English Harbour

English Harbour Rum is produced by Antigua Distillers Ltd. in St. John’s, Antigua & Barbuda. The “English Harbour” brand was launched in the 1990s, evolving from earlier molasses rum brands such as Cavalier, Caballero, and Old Mill. Antigua Distillers Ltd. has been operating since 1932–33.


The rum is molasses-based, as Antigua no longer grows sugar cane at scale; therefore, molasses is imported from countries like the Dominican Republic and Guyana. Fermentation lasts approximately 24–36 hours, utilizing a combination of ambient (wild) and cultured yeasts. Distillation is carried out in a copper column still—specifically, a three-column still from John Dore & Co., which has been upgraded over time. This process produces a relatively light and clean spirit, that is then aged.


Aging primarily occurs in ex-bourbon American oak barrels. The standard 5-year expression is aged in bourbon barrels, often with the addition of oak chips to enhance the interaction with wood. Other variants include 10-year, 25-year, or vintage releases (such as English Harbour 1981) aged in used whisky or bourbon barrels. Special and limited editions may feature cask finishes in port, sherry, Madeira, and other barrels. All aging occurs under tropical conditions by the sea, which accelerates maturation and imparts a distinctive seaside or harbour character to some expressions.

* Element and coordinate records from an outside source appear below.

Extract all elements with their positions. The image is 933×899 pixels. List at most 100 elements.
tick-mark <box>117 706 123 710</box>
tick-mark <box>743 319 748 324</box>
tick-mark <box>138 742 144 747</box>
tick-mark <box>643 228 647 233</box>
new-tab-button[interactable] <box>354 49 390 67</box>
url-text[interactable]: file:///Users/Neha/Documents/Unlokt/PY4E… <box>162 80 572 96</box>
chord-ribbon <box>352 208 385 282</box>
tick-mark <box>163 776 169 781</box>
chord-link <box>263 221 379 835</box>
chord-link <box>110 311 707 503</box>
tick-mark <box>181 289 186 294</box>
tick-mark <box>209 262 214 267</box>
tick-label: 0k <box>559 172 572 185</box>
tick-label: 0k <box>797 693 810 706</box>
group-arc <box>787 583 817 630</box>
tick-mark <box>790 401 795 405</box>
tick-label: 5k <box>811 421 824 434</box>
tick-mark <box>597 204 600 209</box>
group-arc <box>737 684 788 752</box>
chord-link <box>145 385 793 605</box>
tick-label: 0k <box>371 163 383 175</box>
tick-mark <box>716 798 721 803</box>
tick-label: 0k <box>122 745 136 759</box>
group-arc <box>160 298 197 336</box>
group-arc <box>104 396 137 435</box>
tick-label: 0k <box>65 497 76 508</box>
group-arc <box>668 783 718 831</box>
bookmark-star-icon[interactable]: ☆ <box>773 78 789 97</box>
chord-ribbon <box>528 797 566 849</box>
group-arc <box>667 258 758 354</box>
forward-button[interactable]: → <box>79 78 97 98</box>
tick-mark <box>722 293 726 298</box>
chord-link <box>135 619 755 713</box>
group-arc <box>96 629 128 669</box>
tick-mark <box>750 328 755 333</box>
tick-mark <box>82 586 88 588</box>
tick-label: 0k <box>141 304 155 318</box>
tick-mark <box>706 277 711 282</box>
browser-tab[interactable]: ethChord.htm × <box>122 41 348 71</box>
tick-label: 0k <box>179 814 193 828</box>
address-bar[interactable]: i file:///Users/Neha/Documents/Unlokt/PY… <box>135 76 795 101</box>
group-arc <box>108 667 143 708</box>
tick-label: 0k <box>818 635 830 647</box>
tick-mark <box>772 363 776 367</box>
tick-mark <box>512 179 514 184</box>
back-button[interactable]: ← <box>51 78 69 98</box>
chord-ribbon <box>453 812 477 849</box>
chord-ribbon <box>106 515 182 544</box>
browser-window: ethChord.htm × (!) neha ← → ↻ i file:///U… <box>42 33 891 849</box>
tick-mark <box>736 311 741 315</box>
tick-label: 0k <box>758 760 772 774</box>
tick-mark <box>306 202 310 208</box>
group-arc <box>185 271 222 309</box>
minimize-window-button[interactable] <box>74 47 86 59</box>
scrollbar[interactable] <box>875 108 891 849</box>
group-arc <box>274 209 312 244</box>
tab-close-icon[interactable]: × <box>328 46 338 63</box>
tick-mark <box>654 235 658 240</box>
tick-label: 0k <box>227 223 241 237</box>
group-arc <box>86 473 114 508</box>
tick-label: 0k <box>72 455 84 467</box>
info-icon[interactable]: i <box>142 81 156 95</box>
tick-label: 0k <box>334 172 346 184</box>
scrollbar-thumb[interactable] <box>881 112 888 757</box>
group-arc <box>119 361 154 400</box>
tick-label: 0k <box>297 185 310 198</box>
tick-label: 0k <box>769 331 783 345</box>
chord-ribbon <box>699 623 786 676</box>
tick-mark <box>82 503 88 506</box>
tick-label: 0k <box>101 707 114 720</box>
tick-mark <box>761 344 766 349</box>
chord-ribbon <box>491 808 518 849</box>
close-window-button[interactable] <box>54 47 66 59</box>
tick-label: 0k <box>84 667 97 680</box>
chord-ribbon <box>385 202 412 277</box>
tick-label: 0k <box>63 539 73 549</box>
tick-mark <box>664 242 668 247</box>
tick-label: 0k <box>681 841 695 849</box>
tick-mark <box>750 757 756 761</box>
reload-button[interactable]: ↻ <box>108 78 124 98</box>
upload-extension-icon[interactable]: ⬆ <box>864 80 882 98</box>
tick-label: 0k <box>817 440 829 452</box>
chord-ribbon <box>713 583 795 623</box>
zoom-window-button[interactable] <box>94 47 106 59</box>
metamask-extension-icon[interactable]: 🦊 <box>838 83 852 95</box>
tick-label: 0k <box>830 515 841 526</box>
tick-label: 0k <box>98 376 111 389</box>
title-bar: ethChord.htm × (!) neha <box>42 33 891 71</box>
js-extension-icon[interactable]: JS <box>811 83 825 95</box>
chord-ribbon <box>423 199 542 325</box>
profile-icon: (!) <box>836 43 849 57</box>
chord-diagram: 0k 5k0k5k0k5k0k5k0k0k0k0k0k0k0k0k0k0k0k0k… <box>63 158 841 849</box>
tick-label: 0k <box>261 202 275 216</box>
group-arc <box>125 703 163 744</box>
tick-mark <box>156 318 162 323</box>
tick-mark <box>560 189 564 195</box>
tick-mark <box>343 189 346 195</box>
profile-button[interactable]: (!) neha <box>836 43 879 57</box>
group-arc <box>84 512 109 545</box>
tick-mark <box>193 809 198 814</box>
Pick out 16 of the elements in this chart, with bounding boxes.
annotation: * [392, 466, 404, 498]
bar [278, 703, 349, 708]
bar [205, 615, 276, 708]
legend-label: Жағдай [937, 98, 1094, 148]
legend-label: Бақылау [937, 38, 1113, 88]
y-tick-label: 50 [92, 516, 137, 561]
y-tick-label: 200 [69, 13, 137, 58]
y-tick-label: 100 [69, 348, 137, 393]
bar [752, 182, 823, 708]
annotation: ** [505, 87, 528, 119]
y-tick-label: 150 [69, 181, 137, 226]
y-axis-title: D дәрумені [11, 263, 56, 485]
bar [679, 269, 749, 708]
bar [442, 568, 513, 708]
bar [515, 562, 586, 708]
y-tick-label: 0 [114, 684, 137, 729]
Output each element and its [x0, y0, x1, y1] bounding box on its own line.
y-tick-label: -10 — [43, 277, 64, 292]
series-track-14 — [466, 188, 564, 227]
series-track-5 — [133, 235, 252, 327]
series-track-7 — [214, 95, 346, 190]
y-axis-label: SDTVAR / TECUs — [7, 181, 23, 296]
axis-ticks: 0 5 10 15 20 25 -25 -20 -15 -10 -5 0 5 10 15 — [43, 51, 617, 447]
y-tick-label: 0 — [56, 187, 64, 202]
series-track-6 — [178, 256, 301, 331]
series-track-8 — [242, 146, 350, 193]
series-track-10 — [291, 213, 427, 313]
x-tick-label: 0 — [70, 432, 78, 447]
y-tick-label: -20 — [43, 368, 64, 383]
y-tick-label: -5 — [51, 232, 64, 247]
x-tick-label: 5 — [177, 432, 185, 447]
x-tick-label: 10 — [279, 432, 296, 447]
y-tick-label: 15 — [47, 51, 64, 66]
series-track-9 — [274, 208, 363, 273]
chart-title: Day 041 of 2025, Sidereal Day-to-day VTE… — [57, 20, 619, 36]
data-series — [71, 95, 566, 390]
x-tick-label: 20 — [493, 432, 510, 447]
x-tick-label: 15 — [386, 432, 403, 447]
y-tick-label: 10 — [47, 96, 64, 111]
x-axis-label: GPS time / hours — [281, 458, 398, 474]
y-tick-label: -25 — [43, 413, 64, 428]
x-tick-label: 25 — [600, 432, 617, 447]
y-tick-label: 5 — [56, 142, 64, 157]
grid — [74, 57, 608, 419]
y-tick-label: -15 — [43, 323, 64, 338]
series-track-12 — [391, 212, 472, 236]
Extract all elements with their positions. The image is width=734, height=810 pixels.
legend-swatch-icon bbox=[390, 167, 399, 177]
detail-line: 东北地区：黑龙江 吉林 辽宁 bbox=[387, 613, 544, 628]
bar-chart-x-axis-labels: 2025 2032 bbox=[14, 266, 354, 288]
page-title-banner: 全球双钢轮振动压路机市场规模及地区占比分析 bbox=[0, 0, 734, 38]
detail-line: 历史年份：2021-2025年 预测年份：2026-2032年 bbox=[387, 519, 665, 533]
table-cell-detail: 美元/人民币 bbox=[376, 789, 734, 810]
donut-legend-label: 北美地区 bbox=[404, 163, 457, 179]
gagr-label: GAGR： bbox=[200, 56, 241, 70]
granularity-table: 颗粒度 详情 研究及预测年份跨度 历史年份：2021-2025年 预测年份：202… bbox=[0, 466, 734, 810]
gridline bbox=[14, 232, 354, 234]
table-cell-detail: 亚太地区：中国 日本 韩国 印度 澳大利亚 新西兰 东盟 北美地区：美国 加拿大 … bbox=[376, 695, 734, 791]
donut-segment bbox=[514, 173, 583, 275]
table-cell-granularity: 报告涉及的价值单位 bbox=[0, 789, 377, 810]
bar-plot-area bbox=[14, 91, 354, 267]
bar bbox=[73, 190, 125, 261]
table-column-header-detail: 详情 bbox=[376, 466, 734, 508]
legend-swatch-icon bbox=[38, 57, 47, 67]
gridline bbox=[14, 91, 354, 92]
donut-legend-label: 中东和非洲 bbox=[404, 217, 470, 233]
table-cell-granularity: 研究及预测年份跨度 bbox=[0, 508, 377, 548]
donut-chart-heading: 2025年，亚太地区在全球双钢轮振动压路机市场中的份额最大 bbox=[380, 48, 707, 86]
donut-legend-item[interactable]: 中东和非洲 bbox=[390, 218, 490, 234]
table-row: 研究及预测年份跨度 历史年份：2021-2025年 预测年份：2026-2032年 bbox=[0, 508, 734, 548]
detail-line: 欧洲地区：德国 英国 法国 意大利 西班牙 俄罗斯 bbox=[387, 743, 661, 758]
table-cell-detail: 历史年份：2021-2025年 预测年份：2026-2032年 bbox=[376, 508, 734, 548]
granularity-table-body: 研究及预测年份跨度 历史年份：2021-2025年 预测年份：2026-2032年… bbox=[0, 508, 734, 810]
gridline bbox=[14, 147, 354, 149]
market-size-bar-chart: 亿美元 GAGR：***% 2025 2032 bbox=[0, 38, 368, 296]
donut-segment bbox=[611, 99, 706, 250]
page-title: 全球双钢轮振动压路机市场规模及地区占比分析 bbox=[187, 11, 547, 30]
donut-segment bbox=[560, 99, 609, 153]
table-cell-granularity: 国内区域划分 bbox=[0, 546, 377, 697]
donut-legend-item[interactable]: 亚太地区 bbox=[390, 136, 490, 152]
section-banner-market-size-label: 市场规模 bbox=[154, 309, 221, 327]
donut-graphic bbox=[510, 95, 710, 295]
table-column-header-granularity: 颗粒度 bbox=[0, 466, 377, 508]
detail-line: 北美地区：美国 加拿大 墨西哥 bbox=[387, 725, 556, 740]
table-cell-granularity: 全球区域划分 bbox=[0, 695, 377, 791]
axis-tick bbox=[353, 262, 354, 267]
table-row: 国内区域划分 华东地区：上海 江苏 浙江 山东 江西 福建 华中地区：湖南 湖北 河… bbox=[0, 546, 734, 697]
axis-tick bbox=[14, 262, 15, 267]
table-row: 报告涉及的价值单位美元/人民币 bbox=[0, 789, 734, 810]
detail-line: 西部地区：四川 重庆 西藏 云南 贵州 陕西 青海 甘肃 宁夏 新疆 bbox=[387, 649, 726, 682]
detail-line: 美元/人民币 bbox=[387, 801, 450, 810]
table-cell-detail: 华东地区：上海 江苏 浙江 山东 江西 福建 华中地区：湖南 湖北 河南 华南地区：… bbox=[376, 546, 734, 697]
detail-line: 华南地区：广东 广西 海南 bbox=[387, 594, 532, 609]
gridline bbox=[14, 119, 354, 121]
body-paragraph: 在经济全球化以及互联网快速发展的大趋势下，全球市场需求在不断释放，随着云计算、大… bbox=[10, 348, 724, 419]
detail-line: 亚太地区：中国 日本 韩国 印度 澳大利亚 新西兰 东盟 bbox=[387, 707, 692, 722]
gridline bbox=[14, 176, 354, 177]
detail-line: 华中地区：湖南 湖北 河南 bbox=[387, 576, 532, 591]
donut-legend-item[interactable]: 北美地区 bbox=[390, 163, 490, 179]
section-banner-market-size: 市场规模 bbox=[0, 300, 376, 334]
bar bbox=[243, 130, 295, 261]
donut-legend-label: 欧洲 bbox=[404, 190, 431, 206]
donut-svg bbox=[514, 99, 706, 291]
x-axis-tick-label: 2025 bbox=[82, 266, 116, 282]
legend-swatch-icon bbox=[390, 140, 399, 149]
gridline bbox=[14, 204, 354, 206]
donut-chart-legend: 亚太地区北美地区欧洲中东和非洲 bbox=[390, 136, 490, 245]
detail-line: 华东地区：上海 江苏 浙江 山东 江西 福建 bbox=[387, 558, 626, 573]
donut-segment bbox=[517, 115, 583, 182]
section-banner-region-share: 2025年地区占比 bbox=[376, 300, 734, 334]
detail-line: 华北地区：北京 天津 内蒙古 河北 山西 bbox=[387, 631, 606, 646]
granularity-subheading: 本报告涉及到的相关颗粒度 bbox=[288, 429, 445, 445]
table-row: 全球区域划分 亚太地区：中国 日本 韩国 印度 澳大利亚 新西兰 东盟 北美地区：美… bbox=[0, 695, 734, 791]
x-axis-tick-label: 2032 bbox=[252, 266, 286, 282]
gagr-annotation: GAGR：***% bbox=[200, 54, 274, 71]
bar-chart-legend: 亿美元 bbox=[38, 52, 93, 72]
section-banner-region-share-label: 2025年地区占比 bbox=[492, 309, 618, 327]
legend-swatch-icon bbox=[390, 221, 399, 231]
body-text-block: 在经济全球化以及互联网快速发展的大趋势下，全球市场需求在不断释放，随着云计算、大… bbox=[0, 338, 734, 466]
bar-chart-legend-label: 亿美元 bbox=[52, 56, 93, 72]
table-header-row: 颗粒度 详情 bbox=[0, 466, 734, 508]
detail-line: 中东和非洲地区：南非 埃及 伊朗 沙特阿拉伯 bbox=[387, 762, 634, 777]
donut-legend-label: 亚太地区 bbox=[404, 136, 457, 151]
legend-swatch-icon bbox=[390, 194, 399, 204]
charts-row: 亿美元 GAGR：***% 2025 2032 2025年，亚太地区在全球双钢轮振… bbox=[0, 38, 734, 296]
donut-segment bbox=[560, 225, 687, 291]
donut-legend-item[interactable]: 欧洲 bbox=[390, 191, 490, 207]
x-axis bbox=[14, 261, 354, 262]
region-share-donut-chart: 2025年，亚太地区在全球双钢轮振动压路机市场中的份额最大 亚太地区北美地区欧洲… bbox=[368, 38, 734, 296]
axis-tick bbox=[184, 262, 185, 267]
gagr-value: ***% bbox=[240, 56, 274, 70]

The flavor profile—especially for the 5-year expression—features notes of caramel, vanilla, toasted oak, dried fruit, spices, molasses sweetness, nutmeg or mild pepper, vanilla fudge, coconut or toasted coconut, and orange peel, alongside subtle wood and oak dryness. The finish is moderate to long, with lingering oak, vanilla, and sweet molasses or caramel aftertaste.